The authors discuss several potential drugs that showed promise in early sarcoma trials – including palifosfamide, which looked especially promising – but have ultimately failed to emerge as a new option for patients.

But would some of those drugs have made it into the clinic to treat sub-types of sarcoma, if only they had been tested more selectively?

Subdividing patients into smaller groups poses new challenges, as the authors say. The more patients are split into subgroups based on the specific features of their disease, the fewer patients there are to enrol into clinical trials.

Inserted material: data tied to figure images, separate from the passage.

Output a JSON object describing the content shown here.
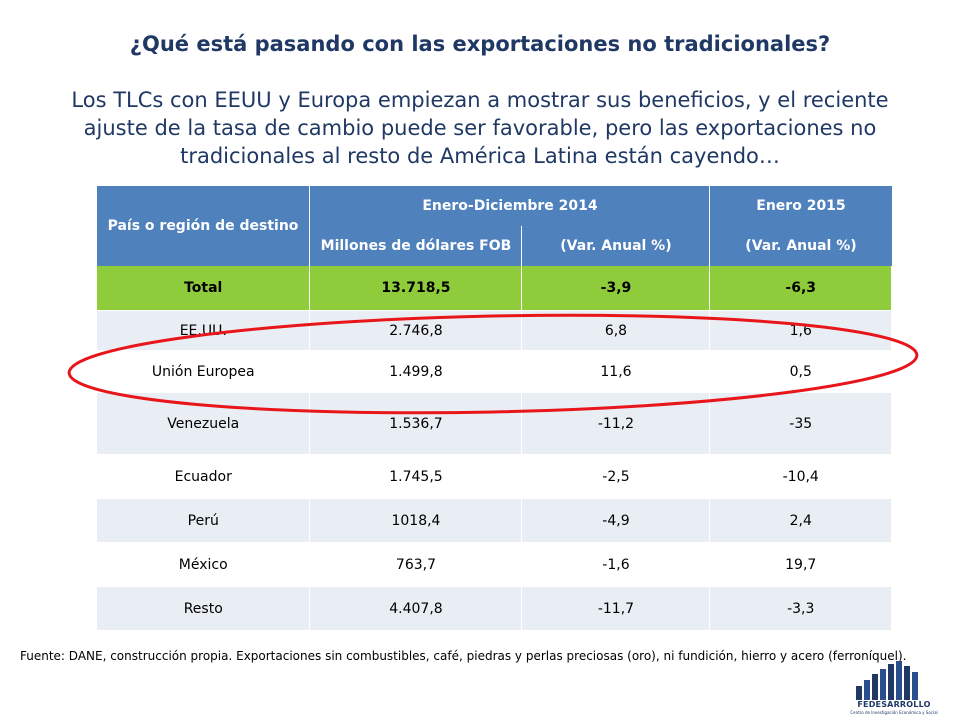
{
  "title": "¿Qué está pasando con las exportaciones no tradicionales?",
  "subtitle": "Los TLCs con EEUU y Europa empiezan a mostrar sus beneficios, y el reciente ajuste de la tasa de cambio puede ser favorable, pero las exportaciones no tradicionales al resto de América Latina están cayendo…",
  "table": {
    "header": {
      "country": "País o región de destino",
      "period_2014": "Enero-Diciembre 2014",
      "period_2015": "Enero 2015",
      "millions": "Millones de dólares FOB",
      "var_2014": "(Var. Anual %)",
      "var_2015": "(Var. Anual %)"
    },
    "rows": [
      {
        "country": "Total",
        "millions": "13.718,5",
        "var2014": "-3,9",
        "var2015": "-6,3"
      },
      {
        "country": "EE.UU.",
        "millions": "2.746,8",
        "var2014": "6,8",
        "var2015": "1,6"
      },
      {
        "country": "Unión Europea",
        "millions": "1.499,8",
        "var2014": "11,6",
        "var2015": "0,5"
      },
      {
        "country": "Venezuela",
        "millions": "1.536,7",
        "var2014": "-11,2",
        "var2015": "-35"
      },
      {
        "country": "Ecuador",
        "millions": "1.745,5",
        "var2014": "-2,5",
        "var2015": "-10,4"
      },
      {
        "country": "Perú",
        "millions": "1018,4",
        "var2014": "-4,9",
        "var2015": "2,4"
      },
      {
        "country": "México",
        "millions": "763,7",
        "var2014": "-1,6",
        "var2015": "19,7"
      },
      {
        "country": "Resto",
        "millions": "4.407,8",
        "var2014": "-11,7",
        "var2015": "-3,3"
      }
    ]
  },
  "footnote": "Fuente: DANE, construcción propia. Exportaciones sin combustibles, café, piedras y perlas preciosas (oro), ni fundición, hierro y acero (ferroníquel).",
  "logo": {
    "name": "FEDESARROLLO",
    "tagline": "Centro de Investigación Económica y Social"
  },
  "colors": {
    "title": "#1f3864",
    "header_bg": "#4f81bd",
    "total_bg": "#8fcc3c",
    "row_alt": "#e9edf4",
    "highlight_ellipse": "#e8161b"
  }
}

This is a particular challenge in rare cancers like sarcoma, because you need relatively large numbers of patients to prove a treatment works. It has been a enormous challenge for researchers to subdivide even common cancers – breast cancer, for example – into a few groups based on their likely response to drugs, and then to develop treatments for different types.

The review discusses the importance of worldwide collaborations in future trials of potential treatments for sarcoma. They list four types of sarcoma – called osteosarcoma, Ewing’s sarcoma, embryonal rhabdomyosarcoma and gastrointestinal stromal tumours – which have been success stories in cancer treatment because of the use of combination treatments (first three) or treatment selection based on biology features (gastrointestinal stromal tumours). Maybe trialling treatments in each of these types could be a place to start?

The authors also state the vital importance of understanding the exact mechanism of potential drugs before testing them in large, expensive trials. To revisit an analogy used in my recent blog on breast cancer research – the more you know about the ‘bullet’ you’re using, as well as the target you are shooting at, the more chance you have of hitting that target.

Researchers at the ICR and Royal Marsden are already pioneering new ways of understanding drugs more effectively before large clinical trials – for example, by developing new imaging technology for evaluating drugs at the pre-clinical stage, and putting greater emphasis on confirming the mechanism of action of a potential drug in phase I clinical trials.

In the future, these approaches will hugely benefit the cancer research community by giving them new information that makes clinical trials more likely to succeed. But in the future, for some cancers, those running later stage trials will need to move away from traditional views of how to design these trials in order to make the most of all the time, effort and money that goes into creating new potential drugs.